Ms Yashwant dragged Ms. Nakati's rough fingers over her scanner several times, sighing as her laptop beeped when the scan did not render an acceptable imprint. She repeated the exercise with six fingers, three on each hand, as a gaggle of women, friends and relatives of Ms Nakati, dressed in brightly colored saris watched through a window.

Finally, Ms Yashwant captured a print. That scan, with a simple one-page application and a passport-size photo of Ms Nakati, would next go to the bank's back office. It would take two days before the account was ready for Ms Nakati's first deposit of 100 rupees (about $2).
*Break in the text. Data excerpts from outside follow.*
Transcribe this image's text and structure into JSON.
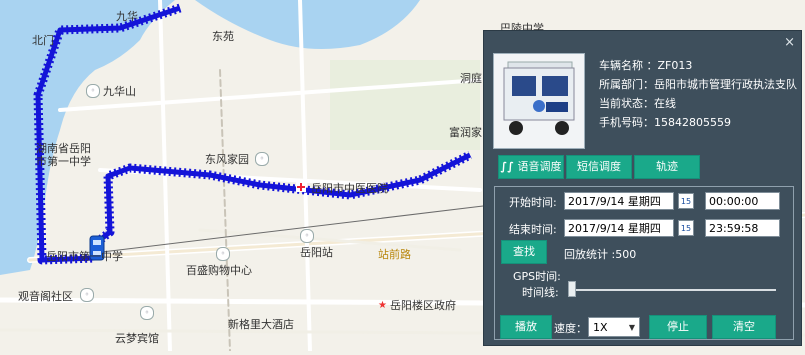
{
  "map": {
    "labels": {
      "jiuhua": "九华山",
      "dongyuan": "东苑",
      "dongfeng": "东风家园",
      "tcm_hospital": "岳阳市中医医院",
      "hunan_school": "湖南省岳阳",
      "hunan_school2": "市第一中学",
      "yuyang_st": "岳阳站",
      "zhanqian_rd": "站前路",
      "baisheng": "百盛购物中心",
      "guanyinge": "观音阁社区",
      "yunmeng": "云梦宾馆",
      "xingeli": "新格里大酒店",
      "yueyang_gov": "岳阳楼区政府",
      "dongting": "洞庭",
      "fuqiang": "富润家",
      "north_gate": "北门",
      "top_label": "九华",
      "school_label": "岳阳市第一中学",
      "middle_school": "巴陵中学"
    }
  },
  "panel": {
    "close": "×",
    "vehicle_name": "车辆名称 ：ZF013",
    "department": "所属部门：岳阳市城市管理行政执法支队",
    "status": "当前状态：在线",
    "phone": "手机号码：15842805559",
    "btn_voice": "语音调度",
    "btn_sms": "短信调度",
    "btn_track": "轨迹",
    "start_label": "开始时间:",
    "start_date": "2017/9/14 星期四",
    "start_time": "00:00:00",
    "end_label": "结束时间:",
    "end_date": "2017/9/14 星期四",
    "end_time": "23:59:58",
    "cal_day": "15",
    "btn_search": "查找",
    "playback_stat": "回放统计 :500",
    "gps_time_label": "GPS时间:",
    "timeline_label": "时间线:",
    "timeline_position": 0.0,
    "btn_play": "播放",
    "speed_label": "速度：",
    "speed_value": "1X",
    "btn_stop": "停止",
    "btn_clear": "清空"
  },
  "colors": {
    "track": "#1414d8",
    "panel_bg": "#3e4f5c",
    "button": "#1aa98a",
    "water": "#a9d3f1",
    "road_major": "#ffffff",
    "road_minor": "#e8e4d8"
  },
  "icons": {
    "close": "close-icon",
    "voice": "voice-icon",
    "calendar": "calendar-icon",
    "car": "car-icon",
    "hospital": "hospital-icon"
  }
}
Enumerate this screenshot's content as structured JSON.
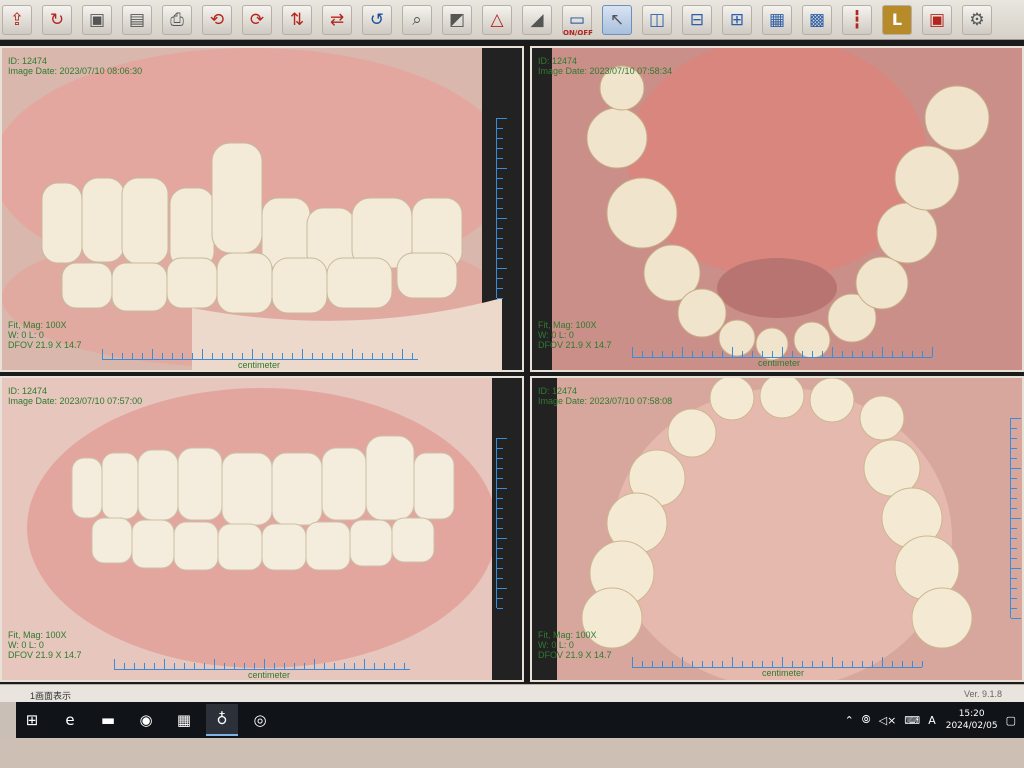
{
  "toolbar": {
    "buttons": [
      {
        "name": "open-icon",
        "glyph": "⇪",
        "tone": "red"
      },
      {
        "name": "import-icon",
        "glyph": "↻",
        "tone": "red"
      },
      {
        "name": "save-icon",
        "glyph": "▣",
        "tone": ""
      },
      {
        "name": "save-as-icon",
        "glyph": "▤",
        "tone": ""
      },
      {
        "name": "print-icon",
        "glyph": "⎙",
        "tone": ""
      },
      {
        "name": "rotate-left-icon",
        "glyph": "⟲",
        "tone": "red"
      },
      {
        "name": "rotate-right-icon",
        "glyph": "⟳",
        "tone": "red"
      },
      {
        "name": "flip-vertical-icon",
        "glyph": "⇅",
        "tone": "red"
      },
      {
        "name": "flip-horizontal-icon",
        "glyph": "⇄",
        "tone": "red"
      },
      {
        "name": "undo-icon",
        "glyph": "↺",
        "tone": "blue"
      },
      {
        "name": "zoom-icon",
        "glyph": "⌕",
        "tone": ""
      },
      {
        "name": "crop-icon",
        "glyph": "◩",
        "tone": ""
      },
      {
        "name": "measure-icon",
        "glyph": "△",
        "tone": "red"
      },
      {
        "name": "contrast-icon",
        "glyph": "◢",
        "tone": ""
      },
      {
        "name": "onoff-icon",
        "glyph": "▭",
        "tone": "blue",
        "label": "ON/OFF"
      },
      {
        "name": "pointer-icon",
        "glyph": "↖",
        "tone": "",
        "active": true
      },
      {
        "name": "layout-2col-icon",
        "glyph": "◫",
        "tone": "grid"
      },
      {
        "name": "layout-2row-icon",
        "glyph": "⊟",
        "tone": "grid"
      },
      {
        "name": "layout-4grid-icon",
        "glyph": "⊞",
        "tone": "grid"
      },
      {
        "name": "layout-6grid-icon",
        "glyph": "▦",
        "tone": "grid"
      },
      {
        "name": "layout-9grid-icon",
        "glyph": "▩",
        "tone": "grid"
      },
      {
        "name": "ruler-icon",
        "glyph": "┇",
        "tone": "red"
      },
      {
        "name": "lab-l-icon",
        "glyph": "L",
        "tone": "L"
      },
      {
        "name": "book-icon",
        "glyph": "▣",
        "tone": "red"
      },
      {
        "name": "settings-gear-icon",
        "glyph": "⚙",
        "tone": ""
      }
    ]
  },
  "panels": [
    {
      "id": "ID: 12474",
      "date": "Image Date: 2023/07/10 08:06:30",
      "mag": "Fit, Mag: 100X",
      "wl": "W: 0 L: 0",
      "dfov": "DFOV 21.9 X 14.7",
      "unit": "centimeter"
    },
    {
      "id": "ID: 12474",
      "date": "Image Date: 2023/07/10 07:58:34",
      "mag": "Fit, Mag: 100X",
      "wl": "W: 0 L: 0",
      "dfov": "DFOV 21.9 X 14.7",
      "unit": "centimeter"
    },
    {
      "id": "ID: 12474",
      "date": "Image Date: 2023/07/10 07:57:00",
      "mag": "Fit, Mag: 100X",
      "wl": "W: 0 L: 0",
      "dfov": "DFOV 21.9 X 14.7",
      "unit": "centimeter"
    },
    {
      "id": "ID: 12474",
      "date": "Image Date: 2023/07/10 07:58:08",
      "mag": "Fit, Mag: 100X",
      "wl": "W: 0 L: 0",
      "dfov": "DFOV 21.9 X 14.7",
      "unit": "centimeter"
    }
  ],
  "statusbar": {
    "left": "1画面表示",
    "version": "Ver. 9.1.8"
  },
  "taskbar": {
    "apps": [
      {
        "name": "windows-start-icon",
        "glyph": "⊞"
      },
      {
        "name": "edge-browser-icon",
        "glyph": "e"
      },
      {
        "name": "file-explorer-icon",
        "glyph": "▬"
      },
      {
        "name": "dental-app-icon",
        "glyph": "◉"
      },
      {
        "name": "photo-app-icon",
        "glyph": "▦"
      },
      {
        "name": "tooth-app-icon",
        "glyph": "♁"
      },
      {
        "name": "camera-app-icon",
        "glyph": "◎"
      }
    ],
    "tray": {
      "ime": "A",
      "time": "15:20",
      "date": "2024/02/05"
    }
  },
  "colors": {
    "overlay_text": "#2f7a2f",
    "ruler": "#3c8bd6",
    "gum": "#d8958f",
    "tooth": "#f3ead8"
  }
}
Such banking represents the kind of "frugal innovation" that India has become known for in recent years - finding inexpensive solutions to its development challenges. State Bank is also buying hundreds of solar-powered ATM's that have fingerprint scanners and do not need air-conditioning at temperatures as high as 50 degrees Celsius (122 degrees Fahrenheit) from an Indian company called Vortex Engineering. The machines are being placed in small towns, and, for now, are meant for customers who open regular bank accounts, not the no-frills accounts set up by the roving correspondents, which do not come with ATM cards.

Because of the small sums involved, State Bank says it loses money on most of the accounts opened by correspondents. The balances in those accounts total 1.1 billion rupees ($21.8 million), not even a rounding error relative to State Bank's total deposits of about $200 billion.

Still, officials said that while the average account balance was only 160 rupees ($3.30) at the end of August, it has increased steadily. As recently as March, the average balance was just 100 rupees. Over time, State Bank officials say, they expect the accounts to be large enough to be worth the bank's investment.

"Right now, it's more of a social obligation," Krishna Kumar, a managing director at State Bank, said in his wood-paneled 18th-floor office in Mumbai. "But in a few years, it will be significant."